Peter attended school in New Jersey, where his parents had moved to follow his father’s career. Peter’s lifelong interest in gardening began with a victory garden he tended with his father during the Second World War, and was later encouraged by Professor Frank G. Helyar, a neighbor and teacher at Rutgers University, where Peter later received a BA in horticulture. Peter was also a talented basketball player in high school, and later at Rutgers, where his 6’3” height served him well. Following the USAF ROTC, Peter joined the Air Force where he flew jet fighters for 10 years, attaining the rank of captain. He served in the Vietnam War, but rarely spoke of his service, saying only that he had lost too many good friends. Following the Air Force, he flew as a flight engineer on private jets, and for PanAm. Peter often said that if it had a jet engine, he had flown it at one time or another, and had set foot in every country in the world, except China and Russia.
Though he had the option of continuing his career as a pilot, Peter was drawn back to plants, to the soil, and to raising his three children. While flying commercially, he was already using his days off to work for a landscaper in Southwest Harbor, his family’s hometown for many generations. In the early ’70s, he chose to return to Manset and began Deer Meadow Landscaping, run from a property that included a piece of the original 1600s Dolliver land grant. His business began small, but grew into one of the larger landscaping businesses on the island. Many young people found their first job with Peter, and he was willing to give anyone a chance to work hard and to learn something about plants, or about themselves. Peter took pride in the fact that many lifelong gardeners began their careers at Deer Meadow, including his daughter, Wendy, and son, Kyffin.

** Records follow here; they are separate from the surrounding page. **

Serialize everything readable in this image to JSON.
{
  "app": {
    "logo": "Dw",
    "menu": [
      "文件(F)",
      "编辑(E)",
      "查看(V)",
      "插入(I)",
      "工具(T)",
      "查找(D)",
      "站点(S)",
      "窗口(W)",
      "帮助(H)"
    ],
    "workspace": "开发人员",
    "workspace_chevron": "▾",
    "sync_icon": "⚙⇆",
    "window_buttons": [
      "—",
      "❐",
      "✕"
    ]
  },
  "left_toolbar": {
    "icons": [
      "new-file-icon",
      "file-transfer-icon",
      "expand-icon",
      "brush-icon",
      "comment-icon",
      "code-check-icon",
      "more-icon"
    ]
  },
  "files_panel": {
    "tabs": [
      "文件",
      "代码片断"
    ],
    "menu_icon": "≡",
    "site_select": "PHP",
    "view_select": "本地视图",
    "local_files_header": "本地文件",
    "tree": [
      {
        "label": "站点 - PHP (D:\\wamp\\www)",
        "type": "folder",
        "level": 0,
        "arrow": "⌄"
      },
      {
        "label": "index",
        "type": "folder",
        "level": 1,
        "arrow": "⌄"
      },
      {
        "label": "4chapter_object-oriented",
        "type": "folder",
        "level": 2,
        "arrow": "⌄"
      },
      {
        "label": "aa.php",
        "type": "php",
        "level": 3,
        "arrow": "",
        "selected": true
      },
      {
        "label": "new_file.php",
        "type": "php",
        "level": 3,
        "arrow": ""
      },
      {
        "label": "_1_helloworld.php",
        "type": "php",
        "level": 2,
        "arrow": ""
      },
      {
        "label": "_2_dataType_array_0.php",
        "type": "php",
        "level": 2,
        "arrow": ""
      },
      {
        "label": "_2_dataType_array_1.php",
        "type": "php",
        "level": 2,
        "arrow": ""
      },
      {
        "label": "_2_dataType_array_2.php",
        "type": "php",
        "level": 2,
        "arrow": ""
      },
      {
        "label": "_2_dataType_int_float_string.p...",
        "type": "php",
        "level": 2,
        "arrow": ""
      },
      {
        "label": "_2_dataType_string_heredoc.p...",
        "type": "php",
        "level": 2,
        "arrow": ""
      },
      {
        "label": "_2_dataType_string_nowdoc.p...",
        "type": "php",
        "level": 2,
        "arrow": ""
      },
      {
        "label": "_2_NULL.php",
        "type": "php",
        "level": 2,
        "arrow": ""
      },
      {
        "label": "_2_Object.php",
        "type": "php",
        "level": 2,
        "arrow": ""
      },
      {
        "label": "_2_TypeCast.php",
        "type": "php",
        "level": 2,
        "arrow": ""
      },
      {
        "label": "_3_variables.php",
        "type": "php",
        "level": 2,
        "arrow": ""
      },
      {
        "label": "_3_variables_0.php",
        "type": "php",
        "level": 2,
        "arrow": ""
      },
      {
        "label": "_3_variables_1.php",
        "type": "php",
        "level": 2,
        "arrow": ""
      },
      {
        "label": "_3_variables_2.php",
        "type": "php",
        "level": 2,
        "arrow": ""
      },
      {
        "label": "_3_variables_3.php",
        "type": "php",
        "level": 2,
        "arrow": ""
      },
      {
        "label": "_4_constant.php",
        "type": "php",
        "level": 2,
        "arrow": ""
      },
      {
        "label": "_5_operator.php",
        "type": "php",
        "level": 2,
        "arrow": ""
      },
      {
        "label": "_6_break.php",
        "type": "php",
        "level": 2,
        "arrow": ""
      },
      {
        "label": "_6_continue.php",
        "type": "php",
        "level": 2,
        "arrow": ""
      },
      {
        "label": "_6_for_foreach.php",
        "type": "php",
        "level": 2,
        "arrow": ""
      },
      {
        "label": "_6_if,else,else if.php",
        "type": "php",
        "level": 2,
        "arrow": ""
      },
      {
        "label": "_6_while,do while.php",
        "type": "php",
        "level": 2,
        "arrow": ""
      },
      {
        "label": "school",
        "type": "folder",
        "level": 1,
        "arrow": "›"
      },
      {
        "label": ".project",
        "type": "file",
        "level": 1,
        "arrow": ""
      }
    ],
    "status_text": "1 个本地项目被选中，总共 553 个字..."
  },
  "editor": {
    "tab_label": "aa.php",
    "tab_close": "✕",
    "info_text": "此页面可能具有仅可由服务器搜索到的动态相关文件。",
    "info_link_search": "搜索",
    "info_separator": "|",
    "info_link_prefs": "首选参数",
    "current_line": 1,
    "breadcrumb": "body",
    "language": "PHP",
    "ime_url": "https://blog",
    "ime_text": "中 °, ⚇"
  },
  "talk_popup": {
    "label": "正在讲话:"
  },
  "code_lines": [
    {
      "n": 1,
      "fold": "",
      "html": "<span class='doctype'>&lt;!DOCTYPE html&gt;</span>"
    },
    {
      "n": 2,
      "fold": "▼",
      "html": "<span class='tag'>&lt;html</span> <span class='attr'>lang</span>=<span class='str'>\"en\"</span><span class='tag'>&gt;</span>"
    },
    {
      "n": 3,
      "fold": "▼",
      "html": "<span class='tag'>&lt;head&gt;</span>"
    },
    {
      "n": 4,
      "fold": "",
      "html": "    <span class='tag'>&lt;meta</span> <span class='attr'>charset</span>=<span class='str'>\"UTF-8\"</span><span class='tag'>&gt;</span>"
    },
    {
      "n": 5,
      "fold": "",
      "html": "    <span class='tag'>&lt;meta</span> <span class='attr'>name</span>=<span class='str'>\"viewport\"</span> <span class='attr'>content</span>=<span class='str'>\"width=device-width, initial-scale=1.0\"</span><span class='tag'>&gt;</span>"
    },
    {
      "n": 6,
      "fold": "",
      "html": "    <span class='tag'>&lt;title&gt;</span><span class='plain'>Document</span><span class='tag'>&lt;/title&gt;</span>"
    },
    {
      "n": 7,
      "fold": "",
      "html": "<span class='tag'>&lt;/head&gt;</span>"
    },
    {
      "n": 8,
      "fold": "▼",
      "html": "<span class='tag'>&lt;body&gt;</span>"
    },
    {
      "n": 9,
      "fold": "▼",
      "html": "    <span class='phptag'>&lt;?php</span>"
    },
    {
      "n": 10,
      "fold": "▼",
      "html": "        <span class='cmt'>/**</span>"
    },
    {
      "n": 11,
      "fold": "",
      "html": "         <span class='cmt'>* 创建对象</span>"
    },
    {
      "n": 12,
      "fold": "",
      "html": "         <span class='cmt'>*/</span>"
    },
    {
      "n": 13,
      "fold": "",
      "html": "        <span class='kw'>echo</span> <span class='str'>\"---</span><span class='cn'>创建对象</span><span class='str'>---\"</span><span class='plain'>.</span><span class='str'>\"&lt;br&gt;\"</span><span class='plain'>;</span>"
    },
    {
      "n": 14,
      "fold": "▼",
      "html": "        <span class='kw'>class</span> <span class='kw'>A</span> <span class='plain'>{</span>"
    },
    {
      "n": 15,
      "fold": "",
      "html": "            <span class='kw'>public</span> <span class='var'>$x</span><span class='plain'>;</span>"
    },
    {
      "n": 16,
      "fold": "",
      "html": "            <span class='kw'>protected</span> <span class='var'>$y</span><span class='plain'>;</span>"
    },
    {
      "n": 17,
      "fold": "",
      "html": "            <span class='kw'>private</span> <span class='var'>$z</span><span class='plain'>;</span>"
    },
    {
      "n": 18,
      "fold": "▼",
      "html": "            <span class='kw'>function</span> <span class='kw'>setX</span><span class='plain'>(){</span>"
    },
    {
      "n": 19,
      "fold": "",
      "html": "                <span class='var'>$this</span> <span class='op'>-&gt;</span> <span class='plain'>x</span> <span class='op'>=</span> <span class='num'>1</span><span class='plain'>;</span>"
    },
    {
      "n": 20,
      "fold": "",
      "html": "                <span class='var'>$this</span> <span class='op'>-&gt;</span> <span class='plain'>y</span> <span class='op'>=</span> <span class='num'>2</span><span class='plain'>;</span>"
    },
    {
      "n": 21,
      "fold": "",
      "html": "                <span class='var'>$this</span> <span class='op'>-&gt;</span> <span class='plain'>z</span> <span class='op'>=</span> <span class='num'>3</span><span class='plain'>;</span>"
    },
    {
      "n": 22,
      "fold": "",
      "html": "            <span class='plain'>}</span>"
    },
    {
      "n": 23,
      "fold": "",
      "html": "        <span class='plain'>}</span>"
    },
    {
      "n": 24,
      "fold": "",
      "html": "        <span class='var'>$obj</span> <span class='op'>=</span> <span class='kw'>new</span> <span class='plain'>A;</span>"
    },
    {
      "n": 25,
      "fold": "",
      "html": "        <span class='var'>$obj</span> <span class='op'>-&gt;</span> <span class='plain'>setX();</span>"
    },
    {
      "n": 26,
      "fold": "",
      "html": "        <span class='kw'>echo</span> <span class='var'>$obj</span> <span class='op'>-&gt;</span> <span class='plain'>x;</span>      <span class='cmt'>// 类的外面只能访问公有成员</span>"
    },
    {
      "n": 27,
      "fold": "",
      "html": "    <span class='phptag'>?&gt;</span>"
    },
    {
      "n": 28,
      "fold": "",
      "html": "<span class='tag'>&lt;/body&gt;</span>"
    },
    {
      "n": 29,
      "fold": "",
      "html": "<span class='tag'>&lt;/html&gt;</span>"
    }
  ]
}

Many of his landscapes are still beautiful and thriving today.
While running the landscaping business, Peter always maintained an immaculately tended vegetable garden in the backyard, and putting fresh vegetables on the plates of friends and family remained a great joy in his life.
Following retirement in 2004, at the age of 69, Peter continued to farm the Deer Meadow property, expanding his small backyard vegetable garden into several acres of produce. Peter marketed his “Poppa Grew It!” vegetables, fruit, and flowers to local shops, restaurants, and to visitors to his farm stand, often putting in hours that belied his “retired” status. Late in life, Peter said that even as a young child tending his victory garden, he thought that being a farmer was the best thing anyone could do. He was captivated by the amazing power of seeds, and the ability of a person to nourish others by working the soil.
Throughout his five-year struggle with cancer, Peter’s physical perseverance often astounded his doctors, and he continued to seek out gardening as his greatest contribution to his community. He often gardened alongside close friends and family, and he was harvesting and working the soil only days before his death. His gardens continue to thrive, and friends and family will see his vegetable garden though this year’s harvest in honor of his work and of his love of the land.
Peter was preceded in death by his parents, Ruth K. Dolliver and Morris A. Dolliver, both of Southwest Harbor, and by his sister Margaret D. Kinneer of Centennial, Colo.
Peter is survived by his daughter Amy D. Young, her husband, Michael Young, and their son Wilder A. Young of Southwest Harbor; by his daughter Wendy P. Dolliver of Southwest Harbor; by his son Kyffin H. Dolliver of Morrill; by his brother David Dolliver of Shelton, Wash., and by his best friend Jerri Clemens of Southwest Harbor.
A celebration of life will be held at Deer Meadow, 286 Seawall Rd., Manset, on Oct. 3, 2015, from 1-4 p.m. Visitors will be encouraged to tour Peter’s gardens, bring a box to glean produce, and to bring a portion of the harvest home to share a meal with friends and family in Poppa’s memory. Donations may be made through Bar Harbor Savings and Loan to the Peter H. Dolliver Scholarship Fund for Studies in Farming and Horticulture, Attn: Bill Weir, Bar Harbor Savings and Loan, 103 Main St., Bar Harbor, ME 04609.